TXA combined with whole blood transfusion in trauma patients does not increase the risk of VTE but shock index does

Introduction

Previous studies have demonstrated the benefits of tranexamic acid (TXA) administration in combination with packed red blood cell (PRBC) transfusion in trauma patients without increasing the risk of venous thromboembolism (VTE). However, the effect of TXA in combination with whole blood (WB) has not been studied. Injury, abbreviated injury severity scores (ISS and AIS) and the need for blood transfusions are historically associated with VTE. The objective of this study was to determine the relationship between VTE and the combination of TXA administration and transfusion of PRBCs vs. WB.

Methods

Our institutional trauma registry was queried for trauma patients between 2015 and 2022 who received either WB ​+ ​TXA or PRBC ​+ ​TXA either prehospital or within 4 ​h of arrival. Multivariate analysis was utilized to determine independent risk factors for VTE, which were defined as either a deep vein thrombosis (DVT) or a pulmonary embolism (PE). Model covariates included age, mechanism of injury (MOI), ISS, lower extremity AIS, comorbid conditions, and shock index (SI). Additional outcomes analyzed were hospital length of stay (LOS), ICU LOS, and ventilator days.

Results

Three hundred and five patients had complete data and were included in the analysis. Of those, 251 received WB ​+ ​TXA and 54 received PRBC ​+ ​TXA. A total of 34 patients were found to have VTE event (11.1 ​%); 28 (11.2 ​%) and 6 (11.1 ​%) from the WB ​+ ​TXA and PRBC ​+ ​TXA groups, respectively.

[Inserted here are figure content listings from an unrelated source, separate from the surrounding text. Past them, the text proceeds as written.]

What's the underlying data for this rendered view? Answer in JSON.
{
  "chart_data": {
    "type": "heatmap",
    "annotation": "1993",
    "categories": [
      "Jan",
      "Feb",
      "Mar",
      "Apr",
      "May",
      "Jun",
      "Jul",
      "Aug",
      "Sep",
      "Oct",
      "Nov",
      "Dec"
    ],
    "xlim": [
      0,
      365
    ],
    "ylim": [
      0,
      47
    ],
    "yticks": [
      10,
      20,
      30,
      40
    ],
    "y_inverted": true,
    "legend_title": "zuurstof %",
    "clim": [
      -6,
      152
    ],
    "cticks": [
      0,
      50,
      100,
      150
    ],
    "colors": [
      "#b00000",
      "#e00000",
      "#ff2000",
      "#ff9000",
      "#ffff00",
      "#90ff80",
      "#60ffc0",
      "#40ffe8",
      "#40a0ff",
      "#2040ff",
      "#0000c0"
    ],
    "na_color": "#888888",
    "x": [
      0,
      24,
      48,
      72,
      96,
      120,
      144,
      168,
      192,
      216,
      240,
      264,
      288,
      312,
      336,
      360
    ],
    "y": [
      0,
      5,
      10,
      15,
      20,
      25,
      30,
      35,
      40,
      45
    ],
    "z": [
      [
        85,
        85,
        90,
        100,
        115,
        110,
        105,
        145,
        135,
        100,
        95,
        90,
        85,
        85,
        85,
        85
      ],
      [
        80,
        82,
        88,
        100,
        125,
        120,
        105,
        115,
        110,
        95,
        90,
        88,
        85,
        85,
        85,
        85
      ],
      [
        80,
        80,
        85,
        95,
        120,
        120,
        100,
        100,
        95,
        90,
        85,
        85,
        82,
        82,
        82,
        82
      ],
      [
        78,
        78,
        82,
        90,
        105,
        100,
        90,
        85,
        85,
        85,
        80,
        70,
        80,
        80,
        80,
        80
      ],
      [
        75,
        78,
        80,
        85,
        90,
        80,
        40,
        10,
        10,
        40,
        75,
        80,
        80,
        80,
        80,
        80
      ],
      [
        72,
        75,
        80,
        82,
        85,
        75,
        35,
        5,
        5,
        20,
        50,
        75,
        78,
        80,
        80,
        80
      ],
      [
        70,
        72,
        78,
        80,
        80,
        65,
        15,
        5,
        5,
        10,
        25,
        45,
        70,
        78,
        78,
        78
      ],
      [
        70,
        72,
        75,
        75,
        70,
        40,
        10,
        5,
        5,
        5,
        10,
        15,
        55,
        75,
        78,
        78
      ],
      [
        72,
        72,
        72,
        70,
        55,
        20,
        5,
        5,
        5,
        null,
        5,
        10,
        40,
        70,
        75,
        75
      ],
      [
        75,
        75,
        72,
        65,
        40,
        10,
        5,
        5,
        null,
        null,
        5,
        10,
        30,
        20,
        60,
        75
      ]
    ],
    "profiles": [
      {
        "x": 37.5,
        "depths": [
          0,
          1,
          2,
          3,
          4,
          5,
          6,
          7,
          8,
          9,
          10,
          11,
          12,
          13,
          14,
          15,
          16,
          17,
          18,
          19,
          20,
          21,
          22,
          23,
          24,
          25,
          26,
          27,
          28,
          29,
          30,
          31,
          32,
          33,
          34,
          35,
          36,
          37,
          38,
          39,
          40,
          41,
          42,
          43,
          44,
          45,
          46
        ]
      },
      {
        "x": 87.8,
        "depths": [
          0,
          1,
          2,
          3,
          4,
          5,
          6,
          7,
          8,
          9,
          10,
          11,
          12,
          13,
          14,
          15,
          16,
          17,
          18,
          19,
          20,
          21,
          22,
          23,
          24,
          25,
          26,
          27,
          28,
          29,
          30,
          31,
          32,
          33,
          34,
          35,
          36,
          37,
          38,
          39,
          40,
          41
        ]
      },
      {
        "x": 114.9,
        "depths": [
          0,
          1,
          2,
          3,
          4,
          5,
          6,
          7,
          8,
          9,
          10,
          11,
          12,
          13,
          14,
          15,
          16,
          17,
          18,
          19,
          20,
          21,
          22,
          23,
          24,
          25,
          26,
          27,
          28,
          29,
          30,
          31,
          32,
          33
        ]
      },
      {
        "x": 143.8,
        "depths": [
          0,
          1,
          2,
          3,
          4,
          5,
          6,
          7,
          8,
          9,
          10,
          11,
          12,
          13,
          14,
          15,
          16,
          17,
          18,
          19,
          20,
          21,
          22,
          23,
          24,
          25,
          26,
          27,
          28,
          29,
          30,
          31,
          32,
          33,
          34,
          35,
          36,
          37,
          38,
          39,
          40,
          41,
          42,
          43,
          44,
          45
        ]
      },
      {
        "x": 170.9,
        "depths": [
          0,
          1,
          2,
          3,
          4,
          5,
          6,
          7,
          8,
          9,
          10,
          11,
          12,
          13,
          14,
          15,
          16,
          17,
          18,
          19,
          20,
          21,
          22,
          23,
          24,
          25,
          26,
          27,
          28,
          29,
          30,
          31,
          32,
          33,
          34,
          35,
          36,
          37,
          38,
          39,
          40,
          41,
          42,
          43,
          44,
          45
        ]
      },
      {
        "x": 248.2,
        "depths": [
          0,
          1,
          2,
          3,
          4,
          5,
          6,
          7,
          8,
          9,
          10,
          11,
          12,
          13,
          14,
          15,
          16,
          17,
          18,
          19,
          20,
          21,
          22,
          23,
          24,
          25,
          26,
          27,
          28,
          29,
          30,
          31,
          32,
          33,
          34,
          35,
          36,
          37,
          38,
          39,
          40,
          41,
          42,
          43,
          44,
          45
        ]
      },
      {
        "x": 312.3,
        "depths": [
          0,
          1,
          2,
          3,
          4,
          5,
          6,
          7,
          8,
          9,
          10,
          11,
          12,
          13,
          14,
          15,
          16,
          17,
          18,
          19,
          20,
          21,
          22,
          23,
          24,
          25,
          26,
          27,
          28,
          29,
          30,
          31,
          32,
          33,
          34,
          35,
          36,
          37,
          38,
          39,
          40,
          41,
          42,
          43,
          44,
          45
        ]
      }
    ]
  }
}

An elevated pre-hospital SI was independently associated with increased VTE rate (OR 1.85, 95 ​% CI 1.07–3.20). WB transfusion, TXA administration, ISS, and MOI did not influence the rate of VTE.

Conclusion

These data demonstrate that the combination of WB ​+ ​TXA administered to trauma patients has no higher risk of VTE than patients who receive PRBC ​+ ​TXA, a comparison that has not been studied clinically to date. Despite the pro thrombotic state enhanced by TXA and the decreased dilutional coagulopathy seen in WB resuscitation, there was no increased risk of VTE compared to TXA ​+ ​PRBC. There is no evidence that TXA combined with whole blood transfusion is associated with an increased risk of VTE. However, higher pre-hospital SI was associated with an elevated rate of VTE. These clinical features provide insight into patients who may be at an increased risk of developing VTE and may benefit from targeted prevention strategies.